The court ruled in favor of Maui cultural practitioner Dana Naone Hall, who has family members buried on church grounds, and who sued to stop the church from digging up burials during construction.
Kawaiahao Church began construction on the multipurpose center on church grounds in January 2009, and immediately began encountering burials.
The church had claimed that the state law protecting burials of 'iwi kupuna, or the remains of ancestors, didn't apply because the 'iwi were in a Christian cemetery. The appeals court disagreed.
"There's an equal protection for all burials under of state's burial law," said Hall. "And that, to me, is one of the most important elements of this opinion."
"Regardless of whether the burial is Christian or traditional Hawaiian, any family member's claim to their 'iwi kupuna has to be recognized," said Hinaleimoana Wong-Kalu, chair of the Oahu Island Burial Council.
The court ruling also said that the State Historic Preservation Division violated its own rules by failing to require an archaeological inventory survey of the site. Hall said such a survey needs to happen now.
Hall also said that a group that oversees the proper handling of 'iwi kupuna should now be involved. "The Oahu Island Burial Council, which should have been involved all the way along, can now become a part of the process," said Hall.
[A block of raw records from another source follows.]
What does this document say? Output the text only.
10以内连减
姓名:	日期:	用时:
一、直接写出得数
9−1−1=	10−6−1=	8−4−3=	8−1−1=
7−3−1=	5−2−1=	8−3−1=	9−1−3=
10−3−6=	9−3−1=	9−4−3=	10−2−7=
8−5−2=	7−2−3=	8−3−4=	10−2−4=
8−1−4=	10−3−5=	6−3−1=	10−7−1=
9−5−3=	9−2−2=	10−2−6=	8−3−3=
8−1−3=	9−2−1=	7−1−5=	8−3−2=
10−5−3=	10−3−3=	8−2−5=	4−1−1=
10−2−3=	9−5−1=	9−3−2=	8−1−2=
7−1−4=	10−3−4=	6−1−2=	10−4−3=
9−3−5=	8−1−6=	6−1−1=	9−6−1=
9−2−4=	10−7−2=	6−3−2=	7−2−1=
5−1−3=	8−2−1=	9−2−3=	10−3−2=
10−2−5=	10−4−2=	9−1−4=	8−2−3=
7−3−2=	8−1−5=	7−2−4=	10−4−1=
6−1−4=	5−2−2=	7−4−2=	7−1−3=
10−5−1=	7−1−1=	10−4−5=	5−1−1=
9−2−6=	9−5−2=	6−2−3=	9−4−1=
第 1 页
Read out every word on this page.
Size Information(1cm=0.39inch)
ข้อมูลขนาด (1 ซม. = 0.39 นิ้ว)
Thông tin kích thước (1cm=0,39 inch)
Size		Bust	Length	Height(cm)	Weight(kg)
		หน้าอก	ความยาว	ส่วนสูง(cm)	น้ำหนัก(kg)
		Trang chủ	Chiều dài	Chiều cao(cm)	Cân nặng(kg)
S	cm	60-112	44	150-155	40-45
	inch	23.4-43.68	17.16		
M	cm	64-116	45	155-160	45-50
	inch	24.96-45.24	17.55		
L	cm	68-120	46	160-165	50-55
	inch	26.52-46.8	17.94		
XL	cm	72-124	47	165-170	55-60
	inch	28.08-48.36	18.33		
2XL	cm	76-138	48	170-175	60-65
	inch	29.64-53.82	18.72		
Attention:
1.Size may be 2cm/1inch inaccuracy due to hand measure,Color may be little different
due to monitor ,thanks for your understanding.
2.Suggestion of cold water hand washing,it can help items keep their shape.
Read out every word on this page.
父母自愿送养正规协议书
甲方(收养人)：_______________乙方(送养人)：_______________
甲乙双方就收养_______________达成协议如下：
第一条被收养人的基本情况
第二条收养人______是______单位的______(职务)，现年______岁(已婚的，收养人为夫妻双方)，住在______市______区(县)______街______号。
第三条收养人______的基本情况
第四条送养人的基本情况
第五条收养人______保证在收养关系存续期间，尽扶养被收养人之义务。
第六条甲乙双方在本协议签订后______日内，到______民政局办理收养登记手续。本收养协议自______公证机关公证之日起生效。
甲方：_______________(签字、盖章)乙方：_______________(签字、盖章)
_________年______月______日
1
Wong-Kalu said her group had requested a visit to the construction site. "We were denied, but now that the ruling has gone through, I look forward to the church welcoming our site visit to follow up."
Whether that will happen remains unclear.
William Haole, chair of the church's board of trustees, issued a statement, which said, "The church is reviewing the decision by the court and conferring with our attorneys to determine what our options are."
Last September, the appeals court halted construction after hundreds of remains were found at the site. And that could further complicate an already complex situation.
"Over 600 partial and whole remains of Hawaiian individuals and families have been disinterred," said Wong-Kalu. "And to do an archaeological inventory survey after everyone has been dug up is impossible."